I choke back the tremble in my voice from how torn apart I felt seeing Kenny kiss someone else. "Yeah! Let's do it!"

We spend the next hour catching up. She's been going to therapy, she opened up to me about being diagnosed with bipolar disorder just like her mom. The therapy and medication cost a lot but they're a big help to her.

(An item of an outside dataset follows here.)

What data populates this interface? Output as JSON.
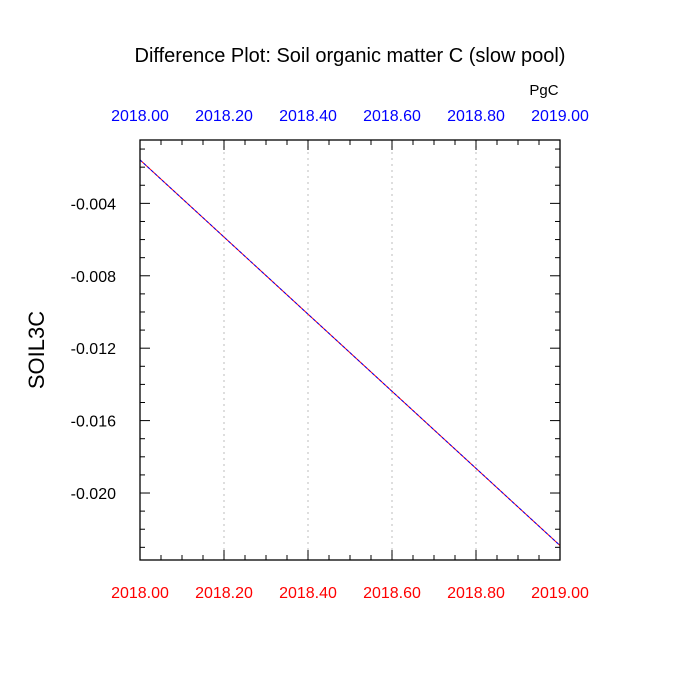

I feel bad though... they already struggle with money, this definitely isn't easy on them... I know there's not much I can do but...

"Karen? If you ever need a place to stay, I have an apartment near here. You can crash there whenever you want."

She looks at me with shock in her eyes. "You have your own place?"

"Yeah. My mom is paying for it while I am in college."

"You go to the same school as Kenny, right?"

"Yep. That's the one..."

"Hey, I feel really bad that I caused this breakup..." she stops walking and looks down at the sidewalk.

"I-It's okay, really. It was my choice."

"Do you think you'll be able to at least be friends again?"

"... it's not that simple..." I give her a painful smile. I'll spare her the details of what happened at the Christmas party. She worships her brother, I don't want to say anything bad about him to her.